To empower its retailers, Creoate has built a suite of B2B software tools for brands and wholesalers which make them instantly wholesale ready. B2B trade is complex, yet using Creoate’s software brands and wholesalers can start selling in just three clicks, without having to rely on pen and paper or having to go through multiple layers of middlemen. Creoate’s software has helped eliminate up to 40% in middlemen costs, helping pass savings back to the community and creating more transactions than ever before.
Once a retailer has joined the Creoate community, it can browse and buy wholesale items from handpicked brands, as well as get access to Creoate’s proprietary payment terms. Instead of relying only on data from traditional sources like bank statements, which tell an incomplete story, Creoate’s data engine, Bifrost, uses proprietary marketplace data to make instant payment decisions for each retailer. This removes the pressure of retailers having to negotiate terms with multiple intermediaries like large-scale banks and third-party lenders. Many of which refuse to offer sustainable payment terms to smaller businesses in this way. And it means retailers can more quickly, efficiently and accurately respond to changes in demand from customers and move to an on-demand inventory model.
During severe economic hardship when Covid-19 shut down supply routes for most essential products, independent retailers relied on Creoate’s real-time, on-demand supply platform to buy essential supplies such as hand sanitisers and face masks. Creoate’s alternative supply chain network to traditional wholesale allowed retailers to serve local community needs within days, not months.
The platform is also accelerating growth of the value-based economy, with the most popular categories on the platform being Fair Trade and Eco-Friendly. When Jenny McCann, owner of Bear Bookshop in Bearwood, launched her bookshop, she turned to Creoate for a one-stop-shop solution in sourcing brands and products that nurture creativity and fit her paper-based, plastic-free ethos.

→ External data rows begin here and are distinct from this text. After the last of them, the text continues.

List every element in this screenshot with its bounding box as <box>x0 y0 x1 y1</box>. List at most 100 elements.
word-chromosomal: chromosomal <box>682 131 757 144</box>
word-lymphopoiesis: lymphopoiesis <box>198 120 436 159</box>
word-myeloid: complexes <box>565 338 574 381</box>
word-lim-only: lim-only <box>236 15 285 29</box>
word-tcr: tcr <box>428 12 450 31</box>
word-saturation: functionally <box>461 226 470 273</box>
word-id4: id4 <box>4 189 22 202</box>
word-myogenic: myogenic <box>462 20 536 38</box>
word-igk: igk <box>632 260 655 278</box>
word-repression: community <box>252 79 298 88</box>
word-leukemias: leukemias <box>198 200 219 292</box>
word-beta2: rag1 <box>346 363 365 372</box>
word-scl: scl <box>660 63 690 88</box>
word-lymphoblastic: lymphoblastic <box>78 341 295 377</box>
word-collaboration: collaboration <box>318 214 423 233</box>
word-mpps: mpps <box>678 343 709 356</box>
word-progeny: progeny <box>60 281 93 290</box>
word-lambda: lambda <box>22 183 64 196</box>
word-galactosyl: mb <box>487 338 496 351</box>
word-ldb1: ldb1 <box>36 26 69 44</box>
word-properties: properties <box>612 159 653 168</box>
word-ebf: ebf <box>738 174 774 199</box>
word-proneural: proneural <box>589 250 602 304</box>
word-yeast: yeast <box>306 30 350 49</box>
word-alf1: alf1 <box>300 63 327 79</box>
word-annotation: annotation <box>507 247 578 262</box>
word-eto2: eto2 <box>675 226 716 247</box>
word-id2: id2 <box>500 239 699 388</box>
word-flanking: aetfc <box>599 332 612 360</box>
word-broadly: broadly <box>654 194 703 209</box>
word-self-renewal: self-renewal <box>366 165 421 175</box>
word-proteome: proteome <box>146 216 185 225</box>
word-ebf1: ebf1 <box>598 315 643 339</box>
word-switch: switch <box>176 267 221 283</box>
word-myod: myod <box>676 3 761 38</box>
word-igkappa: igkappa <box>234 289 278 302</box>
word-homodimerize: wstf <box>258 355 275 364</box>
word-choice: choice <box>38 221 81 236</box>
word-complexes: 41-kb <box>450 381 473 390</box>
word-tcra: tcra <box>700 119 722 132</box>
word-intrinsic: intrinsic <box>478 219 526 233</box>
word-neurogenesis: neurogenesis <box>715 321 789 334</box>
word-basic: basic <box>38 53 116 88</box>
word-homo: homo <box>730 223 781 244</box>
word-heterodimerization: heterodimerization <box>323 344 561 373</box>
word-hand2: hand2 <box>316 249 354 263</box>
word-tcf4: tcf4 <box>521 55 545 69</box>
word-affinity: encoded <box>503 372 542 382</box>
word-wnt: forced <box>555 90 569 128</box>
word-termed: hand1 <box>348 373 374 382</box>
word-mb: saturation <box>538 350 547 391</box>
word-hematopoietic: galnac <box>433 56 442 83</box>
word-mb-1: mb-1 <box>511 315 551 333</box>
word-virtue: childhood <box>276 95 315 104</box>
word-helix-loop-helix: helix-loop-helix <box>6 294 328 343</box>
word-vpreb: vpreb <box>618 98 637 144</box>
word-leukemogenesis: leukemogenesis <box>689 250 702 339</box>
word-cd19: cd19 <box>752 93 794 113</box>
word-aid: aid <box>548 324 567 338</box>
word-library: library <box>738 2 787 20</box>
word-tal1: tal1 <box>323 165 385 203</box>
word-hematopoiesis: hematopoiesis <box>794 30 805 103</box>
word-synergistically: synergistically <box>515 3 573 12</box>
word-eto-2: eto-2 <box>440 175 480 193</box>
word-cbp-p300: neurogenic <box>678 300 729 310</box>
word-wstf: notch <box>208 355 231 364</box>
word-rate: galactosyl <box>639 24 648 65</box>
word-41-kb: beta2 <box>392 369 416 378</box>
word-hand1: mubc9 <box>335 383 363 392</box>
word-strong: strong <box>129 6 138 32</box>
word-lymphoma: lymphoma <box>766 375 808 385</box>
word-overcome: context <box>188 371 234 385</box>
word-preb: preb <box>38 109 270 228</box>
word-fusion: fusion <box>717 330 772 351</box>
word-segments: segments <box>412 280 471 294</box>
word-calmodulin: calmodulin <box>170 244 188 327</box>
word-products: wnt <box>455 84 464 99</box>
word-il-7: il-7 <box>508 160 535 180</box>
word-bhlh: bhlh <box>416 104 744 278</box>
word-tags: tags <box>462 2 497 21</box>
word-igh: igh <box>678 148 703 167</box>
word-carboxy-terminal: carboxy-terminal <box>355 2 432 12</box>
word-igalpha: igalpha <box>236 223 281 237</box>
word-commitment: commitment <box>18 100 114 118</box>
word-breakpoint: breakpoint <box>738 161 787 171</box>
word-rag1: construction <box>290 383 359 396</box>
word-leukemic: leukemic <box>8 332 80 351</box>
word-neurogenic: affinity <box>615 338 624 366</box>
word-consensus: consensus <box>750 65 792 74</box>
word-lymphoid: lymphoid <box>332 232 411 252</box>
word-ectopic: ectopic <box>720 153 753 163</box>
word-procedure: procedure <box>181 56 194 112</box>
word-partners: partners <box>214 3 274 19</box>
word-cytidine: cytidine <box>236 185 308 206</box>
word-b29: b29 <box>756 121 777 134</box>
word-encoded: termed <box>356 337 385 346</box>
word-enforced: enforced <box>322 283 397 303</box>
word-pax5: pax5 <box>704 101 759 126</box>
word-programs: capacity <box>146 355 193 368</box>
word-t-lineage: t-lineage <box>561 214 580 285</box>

What’s more, having access to Bifrost’s unparalleled data looking across tens of thousands of shops, retailers like Jenny get recommendations about which products are likely to be the most popular among their specific demographic. They can determine what price points these products are most likely to sell at, what their current customer base are searching for, how best to appeal to new consumers and more trend-led suggestions. The more data that flows through Creoate’s platform, the smarter Bifrost’s decisions get, helping build at scale one of the world’s most comprehensive data maps of the retail industry.